Phillips, a mother of two who grew up in Snyder County, disappeared June 13, 2018. She was dating Haulman, who admitted the killing to his wife after she learned he had an affair with Phillips.

Phillips was reported missing on Aug. 21, 2018. Despite multiple searches, her remains were never found. Investigators were told Haulman tossed Phillips' body in a dumpster at AMC Classic Bloomsburg II, a movie theater along Route 11 in Scott Twp., after her murder.

Shultz disappeared Dec. 2 after telling a friend she had concerns about "Dave," whom she planned to meet. She was reported missing on Dec. 6 when she didn't show for a shift at Weis Markets in Bloomsburg. "A young woman of habit, it was immediately concerning for her family when the next day no one heard from her," Zola said. "She simply vanished, which was inconsistent with her daily routines," he said.

Shultz, who was autistic, never contacted family in that time and, as police investigated they tied Haulman to her murder. A review of his phone records would link him to her death, police said.

It was Shultz's phone that got Luzerne County officials involved in the case after investigators found her cell phone crossed into their jurisdiction — traveling directly from her Bloomsburg home to Hobbie Road in Butler Twp.

"We immediately took an active role from that point on," Zola said. He and county Det. Shawn Williams were assigned to the case and began working with Bloomsburg police and eventually state police at Hazleton, the Federal Bureau of Investigation and other agencies who made finding Shultz a "top priority." Also involved in the investigations were Berwick police and the Columbia County District Attorney's Office.

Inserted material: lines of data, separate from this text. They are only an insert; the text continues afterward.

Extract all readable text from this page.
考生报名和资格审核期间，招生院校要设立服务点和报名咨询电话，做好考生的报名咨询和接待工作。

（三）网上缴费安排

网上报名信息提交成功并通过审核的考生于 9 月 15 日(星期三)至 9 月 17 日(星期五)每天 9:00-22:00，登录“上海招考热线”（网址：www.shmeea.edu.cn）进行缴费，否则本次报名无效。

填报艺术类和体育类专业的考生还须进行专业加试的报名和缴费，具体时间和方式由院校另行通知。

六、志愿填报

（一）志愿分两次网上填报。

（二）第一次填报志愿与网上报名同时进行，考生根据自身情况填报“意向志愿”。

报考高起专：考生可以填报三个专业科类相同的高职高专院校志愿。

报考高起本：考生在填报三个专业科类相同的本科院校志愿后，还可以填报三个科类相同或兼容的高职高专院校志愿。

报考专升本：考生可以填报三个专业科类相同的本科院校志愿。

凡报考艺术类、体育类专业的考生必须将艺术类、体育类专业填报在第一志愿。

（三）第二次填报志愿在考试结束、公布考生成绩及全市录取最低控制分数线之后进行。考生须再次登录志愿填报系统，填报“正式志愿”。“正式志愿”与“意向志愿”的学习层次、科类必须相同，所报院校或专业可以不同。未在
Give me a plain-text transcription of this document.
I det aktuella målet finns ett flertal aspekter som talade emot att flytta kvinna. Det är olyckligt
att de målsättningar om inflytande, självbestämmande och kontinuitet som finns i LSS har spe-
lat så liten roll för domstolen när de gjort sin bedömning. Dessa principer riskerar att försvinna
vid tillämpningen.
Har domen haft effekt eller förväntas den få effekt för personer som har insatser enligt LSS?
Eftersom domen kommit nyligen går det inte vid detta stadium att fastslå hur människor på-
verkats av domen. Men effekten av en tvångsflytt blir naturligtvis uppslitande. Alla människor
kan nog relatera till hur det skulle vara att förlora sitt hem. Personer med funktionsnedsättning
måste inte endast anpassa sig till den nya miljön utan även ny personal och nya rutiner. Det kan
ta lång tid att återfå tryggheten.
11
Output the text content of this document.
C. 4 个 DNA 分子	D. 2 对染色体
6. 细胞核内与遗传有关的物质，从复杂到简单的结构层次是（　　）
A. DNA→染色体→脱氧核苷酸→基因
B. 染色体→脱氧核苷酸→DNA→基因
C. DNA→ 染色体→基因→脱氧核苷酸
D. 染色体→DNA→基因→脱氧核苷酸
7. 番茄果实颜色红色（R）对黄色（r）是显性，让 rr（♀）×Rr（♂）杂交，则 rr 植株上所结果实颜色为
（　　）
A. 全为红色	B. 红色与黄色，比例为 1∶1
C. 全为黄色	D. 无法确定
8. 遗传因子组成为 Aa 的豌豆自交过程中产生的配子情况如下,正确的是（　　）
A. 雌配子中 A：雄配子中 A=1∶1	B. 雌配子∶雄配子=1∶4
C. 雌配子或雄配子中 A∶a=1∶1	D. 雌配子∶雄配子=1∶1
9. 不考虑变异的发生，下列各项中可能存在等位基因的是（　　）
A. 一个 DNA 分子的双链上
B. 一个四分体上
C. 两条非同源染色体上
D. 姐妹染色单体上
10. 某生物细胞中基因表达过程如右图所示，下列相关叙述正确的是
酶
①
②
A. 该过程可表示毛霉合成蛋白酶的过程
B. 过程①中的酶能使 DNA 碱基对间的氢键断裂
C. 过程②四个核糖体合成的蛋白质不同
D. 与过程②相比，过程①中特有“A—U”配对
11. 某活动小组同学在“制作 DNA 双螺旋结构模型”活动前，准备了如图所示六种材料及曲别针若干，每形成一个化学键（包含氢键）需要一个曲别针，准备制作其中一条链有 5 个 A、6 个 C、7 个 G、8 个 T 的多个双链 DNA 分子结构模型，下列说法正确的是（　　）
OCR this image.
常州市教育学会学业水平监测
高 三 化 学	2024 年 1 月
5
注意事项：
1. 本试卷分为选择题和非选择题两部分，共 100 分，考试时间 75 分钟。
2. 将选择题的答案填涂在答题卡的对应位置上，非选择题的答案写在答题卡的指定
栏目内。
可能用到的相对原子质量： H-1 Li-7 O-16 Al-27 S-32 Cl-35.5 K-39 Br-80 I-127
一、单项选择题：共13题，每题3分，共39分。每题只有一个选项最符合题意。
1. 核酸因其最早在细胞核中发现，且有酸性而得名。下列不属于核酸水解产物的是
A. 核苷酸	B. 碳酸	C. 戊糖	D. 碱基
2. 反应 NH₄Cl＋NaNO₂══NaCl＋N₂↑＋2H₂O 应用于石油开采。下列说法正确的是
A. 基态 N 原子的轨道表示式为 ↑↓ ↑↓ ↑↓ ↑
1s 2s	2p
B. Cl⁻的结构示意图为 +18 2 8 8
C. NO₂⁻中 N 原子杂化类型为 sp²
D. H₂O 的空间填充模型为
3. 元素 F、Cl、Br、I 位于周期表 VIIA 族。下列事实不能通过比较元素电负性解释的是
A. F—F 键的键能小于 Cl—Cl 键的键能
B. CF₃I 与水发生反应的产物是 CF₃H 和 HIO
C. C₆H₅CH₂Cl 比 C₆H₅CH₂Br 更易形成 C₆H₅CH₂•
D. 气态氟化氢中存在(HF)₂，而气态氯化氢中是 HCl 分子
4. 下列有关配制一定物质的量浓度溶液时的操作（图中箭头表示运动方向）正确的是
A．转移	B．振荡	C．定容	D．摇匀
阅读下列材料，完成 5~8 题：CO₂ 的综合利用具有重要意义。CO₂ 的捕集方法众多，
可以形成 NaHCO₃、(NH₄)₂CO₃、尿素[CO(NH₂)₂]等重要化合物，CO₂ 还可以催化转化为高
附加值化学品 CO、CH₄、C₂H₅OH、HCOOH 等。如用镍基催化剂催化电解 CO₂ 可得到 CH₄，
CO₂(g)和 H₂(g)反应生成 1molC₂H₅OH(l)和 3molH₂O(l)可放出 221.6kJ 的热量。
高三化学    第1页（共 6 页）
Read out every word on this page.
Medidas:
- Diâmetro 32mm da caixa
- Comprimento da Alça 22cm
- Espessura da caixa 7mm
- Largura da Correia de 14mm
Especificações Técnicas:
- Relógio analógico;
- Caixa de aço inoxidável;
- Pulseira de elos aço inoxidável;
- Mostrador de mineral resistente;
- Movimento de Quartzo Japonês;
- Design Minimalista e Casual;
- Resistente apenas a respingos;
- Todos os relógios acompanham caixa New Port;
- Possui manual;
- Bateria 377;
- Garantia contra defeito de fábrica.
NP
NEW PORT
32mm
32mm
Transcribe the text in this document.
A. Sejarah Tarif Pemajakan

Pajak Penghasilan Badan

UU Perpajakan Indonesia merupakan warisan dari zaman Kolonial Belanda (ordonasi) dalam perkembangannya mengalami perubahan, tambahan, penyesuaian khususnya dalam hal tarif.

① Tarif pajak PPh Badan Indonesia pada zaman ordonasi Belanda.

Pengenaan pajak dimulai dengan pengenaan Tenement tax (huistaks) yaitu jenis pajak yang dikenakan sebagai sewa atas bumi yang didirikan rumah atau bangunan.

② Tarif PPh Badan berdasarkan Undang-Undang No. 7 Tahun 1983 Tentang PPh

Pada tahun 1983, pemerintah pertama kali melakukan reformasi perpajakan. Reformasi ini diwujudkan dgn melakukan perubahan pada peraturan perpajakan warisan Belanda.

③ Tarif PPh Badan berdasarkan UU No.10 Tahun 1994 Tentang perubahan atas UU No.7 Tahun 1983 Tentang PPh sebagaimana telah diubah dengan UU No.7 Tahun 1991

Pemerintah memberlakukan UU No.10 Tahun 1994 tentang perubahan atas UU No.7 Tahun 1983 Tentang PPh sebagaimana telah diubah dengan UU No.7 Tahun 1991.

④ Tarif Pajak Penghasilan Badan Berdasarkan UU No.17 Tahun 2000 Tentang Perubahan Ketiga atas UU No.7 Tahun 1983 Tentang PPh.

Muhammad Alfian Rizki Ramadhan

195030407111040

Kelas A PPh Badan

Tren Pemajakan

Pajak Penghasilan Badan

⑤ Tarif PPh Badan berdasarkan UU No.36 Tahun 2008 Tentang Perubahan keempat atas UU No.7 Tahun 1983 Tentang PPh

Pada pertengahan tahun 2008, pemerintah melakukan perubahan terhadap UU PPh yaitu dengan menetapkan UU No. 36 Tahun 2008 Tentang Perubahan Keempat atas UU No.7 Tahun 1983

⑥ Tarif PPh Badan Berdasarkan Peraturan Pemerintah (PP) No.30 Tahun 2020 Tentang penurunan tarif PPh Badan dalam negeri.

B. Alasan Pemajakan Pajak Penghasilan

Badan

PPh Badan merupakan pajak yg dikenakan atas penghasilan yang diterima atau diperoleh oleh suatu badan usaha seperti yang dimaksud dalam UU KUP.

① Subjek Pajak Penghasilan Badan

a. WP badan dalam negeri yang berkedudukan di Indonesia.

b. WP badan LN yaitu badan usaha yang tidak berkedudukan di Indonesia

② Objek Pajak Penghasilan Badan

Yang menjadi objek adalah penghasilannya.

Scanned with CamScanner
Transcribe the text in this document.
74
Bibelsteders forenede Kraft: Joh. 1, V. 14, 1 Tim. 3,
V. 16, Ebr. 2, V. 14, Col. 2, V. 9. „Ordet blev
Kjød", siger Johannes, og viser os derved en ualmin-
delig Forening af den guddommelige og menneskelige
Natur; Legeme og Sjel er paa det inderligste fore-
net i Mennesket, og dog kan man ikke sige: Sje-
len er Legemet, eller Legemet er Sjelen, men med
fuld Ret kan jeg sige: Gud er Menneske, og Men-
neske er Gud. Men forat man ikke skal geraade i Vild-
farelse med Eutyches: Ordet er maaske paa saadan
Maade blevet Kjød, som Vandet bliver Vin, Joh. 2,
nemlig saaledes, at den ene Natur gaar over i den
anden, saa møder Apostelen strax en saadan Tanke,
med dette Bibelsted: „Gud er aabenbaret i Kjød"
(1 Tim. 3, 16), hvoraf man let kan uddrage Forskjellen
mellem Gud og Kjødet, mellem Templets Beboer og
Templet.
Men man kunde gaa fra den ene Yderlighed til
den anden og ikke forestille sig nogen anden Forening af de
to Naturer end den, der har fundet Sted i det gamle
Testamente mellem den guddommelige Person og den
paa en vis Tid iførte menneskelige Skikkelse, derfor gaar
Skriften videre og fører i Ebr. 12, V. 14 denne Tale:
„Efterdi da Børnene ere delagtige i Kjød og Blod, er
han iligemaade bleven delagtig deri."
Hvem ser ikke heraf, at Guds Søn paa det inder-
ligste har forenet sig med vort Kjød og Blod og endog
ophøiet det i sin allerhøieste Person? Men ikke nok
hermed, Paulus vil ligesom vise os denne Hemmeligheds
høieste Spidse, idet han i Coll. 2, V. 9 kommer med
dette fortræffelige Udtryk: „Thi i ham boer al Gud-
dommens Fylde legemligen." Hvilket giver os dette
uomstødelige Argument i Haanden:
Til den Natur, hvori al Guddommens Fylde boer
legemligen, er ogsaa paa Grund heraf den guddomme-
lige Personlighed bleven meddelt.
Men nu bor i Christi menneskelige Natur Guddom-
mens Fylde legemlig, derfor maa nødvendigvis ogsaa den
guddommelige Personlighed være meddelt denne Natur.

Haulman was apprehended on Dec. 27 after a Norfolk Southern police officer saw him walking along railroad tracks in Duncannon with a self-inflicted arm wound caused by a box cutter. Haulman told the officer he needed "to die for (his) sins." While receiving treatment at a hospital, he talked about killing both Shultz and Phillips, and told police where to find Shultz's body. It was located that same day.

He eventually confessed to hitting Shultz with a mallet-type hammer and then stabbing her. He admitted to killing Phillips, too.

But it wasn't only his confession to police that led them to file charges. A confession to his estranged wife about the Phillips murder was among the evidence. Haulman allegedly authored a confession letter to his former spouse who in turn, gave it to investigators, court papers state. According to investigators, he gave the former wife the note in the hopes of restoring their failed marriage.

Haulman faces criminal homicide, kidnaping and abuse of a corpse in both Pennsylvania cases. He waived his right to a preliminary hearing in the Shultz case earlier this month on the same day was charged in the Phillips murder. He has been in jail since his Dec. 27 arrest, having been denied bail due to the homicide charge.

He has told police he has no intention of taking the cases to trial.